The enclosure is circular, roughly 45 metres across, bounded by an earthen and stone bank that rises to nearly two metres in places. That form is a strong indicator of early Christian or even pre-Christian origins. Circular enclosures of this kind, known in Irish archaeology as cashels or ringforts depending on their construction, were frequently reused as burial grounds long after their original purpose had been forgotten. The entrance here is particularly fine: a stone-lined, partly cobbled passage that runs from the road at the north-east through the bank, giving the approach a deliberate, almost ceremonial quality.
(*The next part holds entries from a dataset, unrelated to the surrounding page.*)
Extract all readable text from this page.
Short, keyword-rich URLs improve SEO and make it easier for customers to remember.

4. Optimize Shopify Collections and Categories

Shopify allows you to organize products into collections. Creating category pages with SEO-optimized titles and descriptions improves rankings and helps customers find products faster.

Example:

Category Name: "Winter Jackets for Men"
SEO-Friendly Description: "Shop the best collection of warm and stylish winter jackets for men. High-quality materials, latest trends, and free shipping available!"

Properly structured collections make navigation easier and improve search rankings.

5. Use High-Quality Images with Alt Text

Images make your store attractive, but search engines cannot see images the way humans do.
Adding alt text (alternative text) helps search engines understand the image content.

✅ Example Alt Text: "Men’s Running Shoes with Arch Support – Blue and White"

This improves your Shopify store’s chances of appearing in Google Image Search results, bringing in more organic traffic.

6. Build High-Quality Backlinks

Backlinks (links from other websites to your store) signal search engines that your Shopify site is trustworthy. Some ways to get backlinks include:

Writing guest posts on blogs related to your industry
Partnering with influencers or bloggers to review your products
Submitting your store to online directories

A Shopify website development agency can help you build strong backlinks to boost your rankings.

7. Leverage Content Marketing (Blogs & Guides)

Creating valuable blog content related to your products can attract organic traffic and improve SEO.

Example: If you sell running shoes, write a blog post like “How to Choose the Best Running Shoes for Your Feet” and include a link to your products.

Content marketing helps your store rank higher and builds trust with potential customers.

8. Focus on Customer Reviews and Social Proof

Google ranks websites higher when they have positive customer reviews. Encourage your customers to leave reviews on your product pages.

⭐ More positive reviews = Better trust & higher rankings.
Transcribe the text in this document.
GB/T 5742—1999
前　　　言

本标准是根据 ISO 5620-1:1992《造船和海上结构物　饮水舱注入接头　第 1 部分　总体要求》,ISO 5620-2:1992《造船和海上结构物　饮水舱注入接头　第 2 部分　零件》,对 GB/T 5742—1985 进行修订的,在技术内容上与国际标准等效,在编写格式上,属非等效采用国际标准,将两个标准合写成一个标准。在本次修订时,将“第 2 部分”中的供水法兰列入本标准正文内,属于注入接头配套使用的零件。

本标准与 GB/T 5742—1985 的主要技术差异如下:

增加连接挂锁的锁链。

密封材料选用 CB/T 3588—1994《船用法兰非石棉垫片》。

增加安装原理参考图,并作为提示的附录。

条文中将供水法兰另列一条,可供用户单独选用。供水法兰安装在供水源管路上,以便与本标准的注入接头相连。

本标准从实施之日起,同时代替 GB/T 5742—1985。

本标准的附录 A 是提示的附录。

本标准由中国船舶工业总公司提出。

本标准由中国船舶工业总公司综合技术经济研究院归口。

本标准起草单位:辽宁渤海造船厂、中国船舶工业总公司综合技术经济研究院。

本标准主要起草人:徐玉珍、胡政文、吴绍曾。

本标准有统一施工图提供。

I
The graveyard sits on a gentle south-east facing slope above the valley of a small stream, a positioning that recurs with quiet regularity at early ecclesiastical sites across Ireland, where sheltered, south-facing ground near water seems to have been consistently favoured. Among the later headstones, two small granite slabs stand apart. One is cut in the rough form of a cross; the other has a rounded protrusion on its upper surface. Neither carries the confident lettering of the post-medieval stones around them. Their crudeness and their granite suggest considerable age, possibly early medieval grave markers of the kind found at sites associated with early saints or local monastic communities, though no specific dedication or founding figure is recorded for Ballymaghroe. The presence of these two anomalous stones within a formally bounded, ancient enclosure gives the site a layered quality, centuries of burial practice compressed into a modest hillside field.